Seputarpublik.com || MEDAN – Holding Perkebunan Nusantara melalui PTPN IV PalmCo menegaskan komitmennya dalam memperkuat pengamanan kawasan perkebunan sekaligus mendukung upaya pemberantasan narkoba di Sumatera Utara. Langkah tersebut dilakukan menyusul masih tingginya kasus pencurian tandan buah segar (TBS) kelapa sawit yang dinilai tidak hanya merugikan perusahaan, tetapi juga berdampak langsung terhadap kesejahteraan petani sawit rakyat.
Sebagai Subholding Perkebunan Nusantara PTPN III (Persero), PTPN IV PalmCo menilai persoalan pencurian hasil perkebunan tidak dapat dipisahkan dari berbagai tantangan sosial yang berkembang di masyarakat, termasuk penyalahgunaan narkoba yang dalam sejumlah kasus diduga memiliki keterkaitan dengan tindak kriminal di kawasan perkebunan.

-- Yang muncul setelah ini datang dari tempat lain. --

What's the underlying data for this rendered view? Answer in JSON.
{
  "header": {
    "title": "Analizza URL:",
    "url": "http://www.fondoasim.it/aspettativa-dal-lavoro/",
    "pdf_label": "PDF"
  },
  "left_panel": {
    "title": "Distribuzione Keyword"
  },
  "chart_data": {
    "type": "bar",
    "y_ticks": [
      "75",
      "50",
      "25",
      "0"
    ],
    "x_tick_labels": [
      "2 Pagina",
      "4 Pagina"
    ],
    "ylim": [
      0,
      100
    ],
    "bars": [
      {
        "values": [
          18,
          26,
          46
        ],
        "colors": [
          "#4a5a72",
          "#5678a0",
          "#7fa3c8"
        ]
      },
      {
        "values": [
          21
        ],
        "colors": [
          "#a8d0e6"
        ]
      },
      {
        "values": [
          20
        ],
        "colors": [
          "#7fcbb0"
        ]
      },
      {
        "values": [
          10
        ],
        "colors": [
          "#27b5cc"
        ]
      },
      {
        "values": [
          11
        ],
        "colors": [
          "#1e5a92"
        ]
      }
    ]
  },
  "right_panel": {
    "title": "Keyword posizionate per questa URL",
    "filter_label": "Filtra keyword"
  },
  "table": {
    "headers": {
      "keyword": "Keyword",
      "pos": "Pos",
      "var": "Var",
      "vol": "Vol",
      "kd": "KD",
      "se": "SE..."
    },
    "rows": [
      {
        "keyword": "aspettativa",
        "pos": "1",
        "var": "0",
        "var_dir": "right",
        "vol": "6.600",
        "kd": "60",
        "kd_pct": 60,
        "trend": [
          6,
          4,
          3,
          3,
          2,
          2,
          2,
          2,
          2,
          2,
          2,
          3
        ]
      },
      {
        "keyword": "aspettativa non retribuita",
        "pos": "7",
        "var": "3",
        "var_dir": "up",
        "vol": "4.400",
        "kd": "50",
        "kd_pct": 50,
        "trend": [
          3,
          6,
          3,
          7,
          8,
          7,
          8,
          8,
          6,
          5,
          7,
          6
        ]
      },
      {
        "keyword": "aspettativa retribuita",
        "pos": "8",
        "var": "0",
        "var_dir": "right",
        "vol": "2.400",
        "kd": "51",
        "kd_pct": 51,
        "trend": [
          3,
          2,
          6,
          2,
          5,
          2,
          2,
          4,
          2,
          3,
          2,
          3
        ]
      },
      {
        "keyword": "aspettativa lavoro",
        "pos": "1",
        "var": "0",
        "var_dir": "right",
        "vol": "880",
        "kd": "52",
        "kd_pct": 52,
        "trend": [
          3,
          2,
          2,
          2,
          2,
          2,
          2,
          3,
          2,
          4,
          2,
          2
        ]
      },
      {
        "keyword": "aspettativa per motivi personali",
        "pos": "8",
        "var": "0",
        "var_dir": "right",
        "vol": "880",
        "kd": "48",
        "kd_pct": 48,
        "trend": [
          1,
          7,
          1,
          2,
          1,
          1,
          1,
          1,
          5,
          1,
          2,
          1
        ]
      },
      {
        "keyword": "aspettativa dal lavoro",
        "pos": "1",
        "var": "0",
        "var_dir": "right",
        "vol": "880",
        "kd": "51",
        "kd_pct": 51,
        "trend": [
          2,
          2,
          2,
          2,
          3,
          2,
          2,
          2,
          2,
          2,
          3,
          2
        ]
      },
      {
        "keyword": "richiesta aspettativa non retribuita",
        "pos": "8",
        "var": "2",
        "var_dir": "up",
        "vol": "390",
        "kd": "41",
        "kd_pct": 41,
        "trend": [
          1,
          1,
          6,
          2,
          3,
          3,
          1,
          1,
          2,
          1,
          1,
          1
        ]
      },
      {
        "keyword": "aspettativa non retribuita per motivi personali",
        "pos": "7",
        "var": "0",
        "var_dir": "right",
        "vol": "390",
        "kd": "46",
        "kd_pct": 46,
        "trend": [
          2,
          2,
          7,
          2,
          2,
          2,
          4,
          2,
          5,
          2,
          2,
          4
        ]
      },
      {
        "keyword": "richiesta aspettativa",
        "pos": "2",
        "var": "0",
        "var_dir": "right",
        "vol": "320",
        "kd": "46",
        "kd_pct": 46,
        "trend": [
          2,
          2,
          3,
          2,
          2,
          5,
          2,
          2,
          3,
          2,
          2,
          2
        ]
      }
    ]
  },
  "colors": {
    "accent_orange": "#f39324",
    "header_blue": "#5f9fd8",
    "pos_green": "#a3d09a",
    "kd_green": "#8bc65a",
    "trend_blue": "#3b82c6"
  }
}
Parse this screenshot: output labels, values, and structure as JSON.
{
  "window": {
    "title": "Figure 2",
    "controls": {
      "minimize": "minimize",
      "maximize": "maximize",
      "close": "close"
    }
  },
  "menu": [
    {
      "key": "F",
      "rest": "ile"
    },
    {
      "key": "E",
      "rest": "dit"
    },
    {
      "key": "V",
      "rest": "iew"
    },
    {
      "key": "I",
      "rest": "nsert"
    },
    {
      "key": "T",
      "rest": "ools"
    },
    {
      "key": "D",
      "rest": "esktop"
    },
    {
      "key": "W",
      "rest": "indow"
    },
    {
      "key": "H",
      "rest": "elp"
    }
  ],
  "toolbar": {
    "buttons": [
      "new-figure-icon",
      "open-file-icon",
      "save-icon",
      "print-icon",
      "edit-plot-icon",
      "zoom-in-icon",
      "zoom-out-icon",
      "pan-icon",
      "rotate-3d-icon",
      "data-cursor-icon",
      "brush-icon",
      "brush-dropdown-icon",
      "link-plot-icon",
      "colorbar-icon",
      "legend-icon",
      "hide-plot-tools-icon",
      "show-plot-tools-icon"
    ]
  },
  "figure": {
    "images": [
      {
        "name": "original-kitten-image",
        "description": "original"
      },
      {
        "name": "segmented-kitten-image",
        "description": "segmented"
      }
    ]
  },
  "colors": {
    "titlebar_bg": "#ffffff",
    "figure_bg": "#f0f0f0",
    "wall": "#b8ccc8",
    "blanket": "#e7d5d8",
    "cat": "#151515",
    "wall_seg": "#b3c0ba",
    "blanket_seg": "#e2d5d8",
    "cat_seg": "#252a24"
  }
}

Salah satu petani sawit rakyat di Kabupaten Langkat, Arman (54), mengaku kerap mengalami kerugian akibat pencurian buah sawit yang telah memasuki masa panen. Menurutnya, kehilangan hasil panen secara langsung memengaruhi pendapatan keluarga dan kemampuan petani dalam memenuhi kebutuhan operasional kebun.